One night Chicken Farmer Alixandra went to close up the chickens. It was still light out, and early really, as the sun was setting near 8 and the longest day, June 21st, seemed so recent in memory. The chickens often stayed out past their bedtimes as a result and Chicken Farmer Alixandra was not surprised when Comrade Cane, Comrade Brown, Comrade Sugar, and Carl (maybe it was Vaulty) were sitting on top of the chicken coop instead of in it.  She left and came back later. The chickens were in the same spot.

The farmer left again, came back, and still the four chickens remained on the top of the coop. Yet, as the sun set in the distance, she noticed something different: Oreo, Bruce, Austin, and Elvis were sitting atop the fence.

And Gandalf, Carl (or Vaulty), and Poppy were behind the coop.

That night none of the chickens slept in the coop, but all of the chickens survived.

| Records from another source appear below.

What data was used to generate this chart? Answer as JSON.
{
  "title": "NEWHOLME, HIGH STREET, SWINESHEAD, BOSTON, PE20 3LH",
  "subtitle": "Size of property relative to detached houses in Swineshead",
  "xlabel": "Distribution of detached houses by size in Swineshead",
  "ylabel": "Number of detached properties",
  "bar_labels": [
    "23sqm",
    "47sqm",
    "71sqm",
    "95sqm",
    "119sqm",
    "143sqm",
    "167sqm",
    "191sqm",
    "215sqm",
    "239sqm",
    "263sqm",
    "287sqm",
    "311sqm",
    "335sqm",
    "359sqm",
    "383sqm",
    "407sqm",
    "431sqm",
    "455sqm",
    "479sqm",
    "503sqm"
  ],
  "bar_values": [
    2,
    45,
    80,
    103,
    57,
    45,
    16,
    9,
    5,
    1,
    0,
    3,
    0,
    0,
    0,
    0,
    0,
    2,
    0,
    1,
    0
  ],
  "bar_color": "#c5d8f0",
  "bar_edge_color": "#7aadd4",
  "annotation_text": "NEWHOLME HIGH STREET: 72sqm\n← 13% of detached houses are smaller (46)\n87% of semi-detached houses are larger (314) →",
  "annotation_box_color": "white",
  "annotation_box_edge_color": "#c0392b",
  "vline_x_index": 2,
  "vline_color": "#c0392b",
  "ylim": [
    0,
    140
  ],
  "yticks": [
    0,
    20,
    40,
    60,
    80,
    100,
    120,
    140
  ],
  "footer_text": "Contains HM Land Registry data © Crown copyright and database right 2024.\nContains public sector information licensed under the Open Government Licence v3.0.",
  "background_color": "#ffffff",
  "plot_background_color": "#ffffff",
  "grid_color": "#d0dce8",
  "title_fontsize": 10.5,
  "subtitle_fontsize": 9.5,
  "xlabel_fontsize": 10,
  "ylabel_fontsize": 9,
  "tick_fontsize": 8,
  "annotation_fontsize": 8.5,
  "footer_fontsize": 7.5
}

Nights passed and the eleven backyard chickens continued to rebel against their surrogate mother hen/human and sleep outside. Late at night, as shooting stars went across the sky and the stupid local skunk stalked through piles of rubbish, the four non-silkie, non-Cochin chickens on the fence would discuss things.
“Remember the goats?” said Austin Frex, nervously; she was the least confident of the four and had been very unsure when little goats Shyanne and Bruiser invaded their coop.
“Remember Mandarin and Mandolin?” asked Brucey instead.
“Or Comrade Raw!” cried one of the comrades from five feet below on the chicken coop. The other two comrades saluted their fallen comrade. He had passed away one night in the chicken coop, during one of the nights that the goats were there, and he did not look hurt or smushed or anything; it was a tragic, mysterious death. It was a surprising death because Comrade Sugar had been hurt by something; underneath her right wing was raw and she limped for a good two weeks, but she was realistic, persistent, and confident, and slowly recovered. Comrade Raw’s death was too sudden to be treated. The trick to recovery with chickens is happiness and hope.

Each day the chickens foraged around the backyard, happily ran to their hen-human, and returned to their own chosen bed, which was always outside of the coop.

Meanwhile, on the same property, the garage chicks continued to grow. With the exception of Gandalf and Oreo, none of the backyard chicks had ever been to the barn, and it was becoming time for the next batch of chicks to move on, to decide if they would be put to the garage or backyard or what.

With the unfortunate deaths of Mandarin and Mandolin, Chicken Farmer Alixandra was hesitant to free-range her new chick batch. She wanted to hold on to her chicks. At one point she set up a little mini-chicken spa outside, yet it was within a brooder so it allowed the chickies little freedom.

When the backyard chickens went on strike against their coop, C.F. Alixandra decided to utilize that and moved her garage chicks there. There were eleven of them.

Lenny, Peeps, Jasmine, Orchid, Cornelia, Cinnamon, Shadowfang, & four more were moved into the outside backyard coop.  After all, it was lovely weather.